HAMI baru melaporkan pencatatan alamat tanpa izin ini ke Komisi Pemberantasan Korupsi (KPK) kemarin, Jumat, 20 Mei 2016.
“Kemarin saya bersama ketua umum HAMI Sunan Kalijaga datang ke KPK meminta agar Krisna Murti mempertanggung jawabkan perbuatannya, dimana yang bersangkutan telah secara sadar menggunakan alamat kantor HAMI, bukan kantornya sendiri,” ujar Razman Arif Nasution saat dihubungi Tempo, Sabtu, 21 Mei 2016.
Razman mengancam akan membawa masalah ini ke ranah hukum jika Krisna Murti tidak menyelesaikan masalah ini secara internal.
“Kalau nggak punya kantor ya ngomong dong, misal dia tidak ada upaya untuk menyelesaikan ini secara internal kami akan bawa masalah ini ke ranah hukum,” ujar Razman. Kata Razman, Senin lusa dia akan melaporkan hal ini ke kepolisian.
Razman tidak menyangkal jika Krisna tergabung dalam HAMI, namun menurutnya jika kasus yang ditangani dikerjakan secara personal harusnya memakai alamat sendiri.
Lebih lanjut Razman mengatakan, ketika alamat yang digunakan palsu maka segala perkara yang dibuatnya tidaklah sah. “Iya dong, kalau palsu yaa surat semuanya tidak sah,” ujarnya.
Krisna Murti saat dikonfirmasi membantah kabar tersebut.

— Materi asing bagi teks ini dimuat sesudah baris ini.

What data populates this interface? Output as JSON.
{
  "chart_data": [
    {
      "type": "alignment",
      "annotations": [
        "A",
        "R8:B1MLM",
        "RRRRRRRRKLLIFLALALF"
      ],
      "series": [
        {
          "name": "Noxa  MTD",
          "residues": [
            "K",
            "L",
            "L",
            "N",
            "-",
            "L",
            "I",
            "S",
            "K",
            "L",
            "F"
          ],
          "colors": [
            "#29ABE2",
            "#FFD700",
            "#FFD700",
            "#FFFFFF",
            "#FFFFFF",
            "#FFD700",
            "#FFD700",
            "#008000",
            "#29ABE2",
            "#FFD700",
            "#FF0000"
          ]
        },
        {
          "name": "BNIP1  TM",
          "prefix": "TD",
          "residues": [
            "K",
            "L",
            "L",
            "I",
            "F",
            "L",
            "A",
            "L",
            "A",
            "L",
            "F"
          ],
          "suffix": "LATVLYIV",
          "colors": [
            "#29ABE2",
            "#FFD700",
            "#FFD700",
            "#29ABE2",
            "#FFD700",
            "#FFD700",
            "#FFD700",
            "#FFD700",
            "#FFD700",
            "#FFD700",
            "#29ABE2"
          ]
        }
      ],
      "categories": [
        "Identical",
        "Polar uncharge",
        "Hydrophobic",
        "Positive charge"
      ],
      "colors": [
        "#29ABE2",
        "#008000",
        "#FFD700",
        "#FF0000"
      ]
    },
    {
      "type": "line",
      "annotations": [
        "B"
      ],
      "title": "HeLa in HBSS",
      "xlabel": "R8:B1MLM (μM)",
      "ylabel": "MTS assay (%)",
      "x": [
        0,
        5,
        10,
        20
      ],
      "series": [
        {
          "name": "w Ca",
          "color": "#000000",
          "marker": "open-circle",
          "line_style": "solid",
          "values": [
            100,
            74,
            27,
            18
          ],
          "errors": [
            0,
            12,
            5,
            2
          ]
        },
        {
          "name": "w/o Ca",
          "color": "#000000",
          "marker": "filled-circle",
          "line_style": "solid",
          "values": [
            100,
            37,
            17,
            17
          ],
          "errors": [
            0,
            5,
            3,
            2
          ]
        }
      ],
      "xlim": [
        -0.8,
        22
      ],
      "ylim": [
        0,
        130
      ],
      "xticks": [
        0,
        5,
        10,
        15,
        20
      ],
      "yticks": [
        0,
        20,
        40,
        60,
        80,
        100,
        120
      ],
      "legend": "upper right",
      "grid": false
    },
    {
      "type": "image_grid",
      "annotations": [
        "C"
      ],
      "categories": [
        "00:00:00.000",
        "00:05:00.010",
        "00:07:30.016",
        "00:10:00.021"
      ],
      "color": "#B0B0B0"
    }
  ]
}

Dia mengatakan tuduhan Razman tidak benar. “Saya nggak urusan mau dia ngomong apa juga, saya nggak mau nangapi aja dia cuma asbun (asal bunyi) asbun aja, salah info dia,” ujar Krisna Murti saat dihubungi, Sabtu, 21 Mei 2016.
Krisna mengaku tidak peduli dengan pelaporan tersebut, dia menegaskan bahwa semua yang dituduhkan salah. “Nggak ada tindakan lanjutan dari saya, karena salah semua mereka salah semua salah salah,” ujarnya.
Krisna Murti saat ini tengah mendampingi tersangka kasus suap reklamasi pantai Utara yaitu adalah M Sanusi.
Klien Krisna Murti tersebut tertangkap tangan oleh KPK pada Kamis, 31 Maret 2016. Sanusi diduga menerima suap dari bos Agung Podomoro Land, Ariesman Widjaja untuk memuluskan pembahasan proyek reklamasi Teluk Jakarta.
Dari hasil operasi tangkap tangan itu, KPK menyita duit sejumlah Rp 1,14 miliar. Sebelumnya, Sanusi telah menerima duit Rp 1 miliar pada tanggal 28 Maret 2016. Uang suap pertama itu, tersisa Rp 140 juta, sehingga total duit yang diterima Sanusi sebesar Rp 2 miliar.